Wenn einer der reichsten Personen des Planeten eine neue Steuer vorschlägt, ist für Schlagzeilen gesorgt. Microsoft-Mitbegründer Bill Gates brachte sich unlängst in die aufgeregte Diskussion um die Zukunft der Robotik ein. Seine Überlegung scheint einfach: Da immer mehr Roboter in die Arbeitswelt vordringen, sollten wir auch ihre Leistungen fiskalisch belangen.
Wer sich Gates’ Botschaft im Videoclip genauer anhört, kann den Beweggrund hinter der unkonventionellen Idee zunächst nicht festmachen. Steuern wir auf paradiesische Zeiten ohne Zwang zur Arbeit zu und können deshalb das Schuften und den Steuerärger den Maschinen überlassen? Oder verdrängen uns die Roboter unfreiwillig aus der Arbeitswelt, sodass künstliche Intelligenz statt Muskelkraft und Gehirnschmalz besteuert werden muss? Völlig unklar bleibt Gates auch bei der Abgrenzung zwischen Robotern, Automaten, Microsoft-Applikationen und vielen anderen Formen des technischen Fortschrittes. Was unterscheidet den Einsatz von Robotern zum Beispiel etwa von der Ausrüstung des Bankenarbeitsplatzes mit neuer analytischer Software?
In Wahrheit möchte uns der Milliardär wohl seine humanistische Zukunftsvision offenbaren: Dank Robotern arbeiten wir weniger und können die gewonnene Zeit für gesellschaftliche und soziale Aufgaben einsetzen. «Wir stehen vor einer ausserordentlichen Knappheit an Leuten, welche in diesen Bereichen helfen können», sagt er denn auch voller Überzeugung im Clip.
Roboter und Mensch ergänzen sich
Leider basieren diese hehren Absichten auf ökonomisch zweifelhaften Annahmen.

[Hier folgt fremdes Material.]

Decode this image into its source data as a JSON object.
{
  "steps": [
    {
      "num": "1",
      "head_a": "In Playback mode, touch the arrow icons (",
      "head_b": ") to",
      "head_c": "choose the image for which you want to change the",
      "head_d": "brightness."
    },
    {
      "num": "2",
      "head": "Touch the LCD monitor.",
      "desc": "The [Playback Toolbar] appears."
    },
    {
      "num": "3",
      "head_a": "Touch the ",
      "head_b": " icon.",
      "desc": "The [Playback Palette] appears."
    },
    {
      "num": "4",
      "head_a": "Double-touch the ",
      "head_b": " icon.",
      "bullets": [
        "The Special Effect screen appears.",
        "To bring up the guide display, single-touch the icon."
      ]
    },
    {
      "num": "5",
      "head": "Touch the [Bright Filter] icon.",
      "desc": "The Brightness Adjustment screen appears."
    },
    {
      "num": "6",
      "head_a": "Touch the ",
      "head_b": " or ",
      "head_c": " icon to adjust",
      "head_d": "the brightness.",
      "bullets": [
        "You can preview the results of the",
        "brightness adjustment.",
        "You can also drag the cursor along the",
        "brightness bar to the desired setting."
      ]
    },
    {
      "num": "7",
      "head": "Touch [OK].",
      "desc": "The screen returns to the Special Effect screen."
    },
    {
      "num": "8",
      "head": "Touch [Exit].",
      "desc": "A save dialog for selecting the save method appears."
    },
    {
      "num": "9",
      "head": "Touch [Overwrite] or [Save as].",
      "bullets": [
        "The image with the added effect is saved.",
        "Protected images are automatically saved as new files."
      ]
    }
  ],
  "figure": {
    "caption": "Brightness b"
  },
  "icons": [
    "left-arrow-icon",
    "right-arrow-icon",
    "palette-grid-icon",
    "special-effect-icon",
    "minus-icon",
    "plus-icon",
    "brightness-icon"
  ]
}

Beginnen wir mit der erwähnten «ausserordentlichen Knappheit» an Arbeitskräften beispielsweise im Sozial- und Bildungsbereich: Sollte die Nachfrage nach entsprechenden Dienstleistungen tatsächlich weiter stark zunehmen, ist nicht nachvollziehbar, warum das Arbeitsangebot, aber auch der Einsatz digitaler Technologien nicht auf dieses Bedürfnis reagieren sollte.
Weiter scheint der Unternehmer von einer Robotersteuer zu erwarten, dass diese wie eine Art Lenkungsabgabe die Verbreitung von menschlichen Automaten bremst. Auch diese Erwägung ist falsch. Denn Roboter verdrängen als besondere Form des Kapitaleinsatzes den Menschen nicht zwingend vom Arbeitsplatz. Aktuelle Forschungsprojekte zeigen im Gegenteil das grosse Potenzial an Automaten, welche die Arbeit gerade im Pflege- und Gesundheitsbereich erleichtern. Der Maschinenmensch trägt somit zum Abbau des Fachkräftemangels bei.

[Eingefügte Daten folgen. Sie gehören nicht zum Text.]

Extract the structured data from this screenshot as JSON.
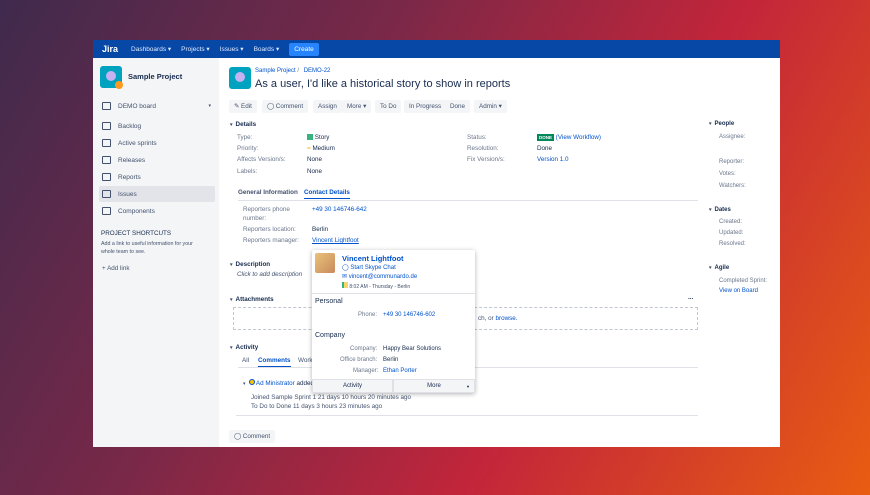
{
  "nav": {
    "logo": "Jira",
    "items": [
      "Dashboards ▾",
      "Projects ▾",
      "Issues ▾",
      "Boards ▾"
    ],
    "create": "Create"
  },
  "sidebar": {
    "project": "Sample Project",
    "board": "DEMO board",
    "items": [
      "Backlog",
      "Active sprints",
      "Releases",
      "Reports",
      "Issues",
      "Components"
    ],
    "shortcuts_title": "PROJECT SHORTCUTS",
    "shortcuts_text1": "Add a link to useful information for your",
    "shortcuts_text2": "whole team to see.",
    "add_link": "+ Add link"
  },
  "issue": {
    "breadcrumb_project": "Sample Project",
    "breadcrumb_sep": "/",
    "key": "DEMO-22",
    "title": "As a user, I'd like a historical story to show in reports"
  },
  "toolbar": {
    "edit": "✎ Edit",
    "comment": "◯ Comment",
    "assign": "Assign",
    "more": "More ▾",
    "todo": "To Do",
    "inprogress": "In Progress",
    "done": "Done",
    "admin": "Admin ▾"
  },
  "details": {
    "title": "Details",
    "type_l": "Type:",
    "type": "Story",
    "priority_l": "Priority:",
    "priority": "Medium",
    "affects_l": "Affects Version/s:",
    "affects": "None",
    "labels_l": "Labels:",
    "labels": "None",
    "status_l": "Status:",
    "status": "DONE",
    "workflow": "(View Workflow)",
    "resolution_l": "Resolution:",
    "resolution": "Done",
    "fix_l": "Fix Version/s:",
    "fix": "Version 1.0"
  },
  "tabs": {
    "general": "General Information",
    "contact": "Contact Details"
  },
  "contact": {
    "phone_l1": "Reporters phone",
    "phone_l2": "number:",
    "phone": "+49 30 146746-642",
    "location_l": "Reporters location:",
    "location": "Berlin",
    "manager_l": "Reporters manager:",
    "manager": "Vincent Lightfoot"
  },
  "description": {
    "title": "Description",
    "placeholder": "Click to add description"
  },
  "attachments": {
    "title": "Attachments",
    "more": "...",
    "drop_text": "ch, or ",
    "browse": "browse."
  },
  "activity": {
    "title": "Activity",
    "tabs": [
      "All",
      "Comments",
      "Work Log"
    ],
    "user": "Ad Ministrator",
    "action": "added a comment",
    "line1": "Joined Sample Sprint 1 21 days 10 hours 20 minutes ago",
    "line2": "To Do to Done 11 days 3 hours 23 minutes ago",
    "comment_btn": "◯ Comment"
  },
  "popup": {
    "name": "Vincent Lightfoot",
    "skype": "Start Skype Chat",
    "email": "vincent@communardo.de",
    "time": "8:02 AM - Thursday - Berlin",
    "personal": "Personal",
    "phone_l": "Phone:",
    "phone": "+49 30 146746-602",
    "company_h": "Company",
    "company_l": "Company:",
    "company": "Happy Bear Solutions",
    "branch_l": "Office branch:",
    "branch": "Berlin",
    "manager_l": "Manager:",
    "manager": "Ethan Porter",
    "activity": "Activity",
    "more": "More"
  },
  "right": {
    "people": "People",
    "assignee": "Assignee:",
    "reporter": "Reporter:",
    "votes": "Votes:",
    "watchers": "Watchers:",
    "dates": "Dates",
    "created": "Created:",
    "updated": "Updated:",
    "resolved": "Resolved:",
    "agile": "Agile",
    "sprint": "Completed Sprint:",
    "board": "View on Board"
  }
}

Aber noch wichtiger: Auch die nächste Welle der Automatisierung wird die Arbeitsproduktivität der Menschen, das heisst die Wertschöpfung pro Arbeitsstunde, in allen Branchen erhöhen und damit künftige Reallohnerhöhungen und/oder tiefere Güter- und Dienstleistungspreise ermöglichen. Umgekehrt verringerte eine fiskalische Belastung von Maschinen die Investitionsneigung von Unternehmen. Weniger Roboter bedeuteten deshalb nicht automatisch mehr Arbeit, sondern letztlich weniger Produktivität, weniger Wohlstand und im schlimmsten Fall weniger Arbeit. Und schliesslich unterliegt der Vorschlag der ewigen Illusion der Inzidenz: Würde eine solche neue Steuer eingeführt, belastete diese die Kapitaleigner – sie lastete sicherlich nicht auf den Schultern von Robotern.
Perücken und Bärte besteuern
Die menschliche Innovationskraft ist auch beim Aushecken neuer Steuerformen beeindruckend. Schon früher wurde nach Alternativen zur Besteuerung der menschlichen Arbeit gesucht. Bei den originellsten Fiskalarten wie Fenster-, Perücken- und Bartsteuern stand grundsätzlich die Belastung von Luxus – stellvertretend für übermässigen, sprich «unverdienten» Wohlstand – im Vordergrund. Sie gehören Gott sei Dank der Vergangenheit an. Hingegen hat die Hundesteuer als Luxussteuer überlebt – ursprünglich selbstverständlich mit Ausnahmebestimmungen für Jäger und Hirten. Klar ist: Der Wunsch, möglichst alles zu besteuern ausser den Menschen, wird weiter geträumt.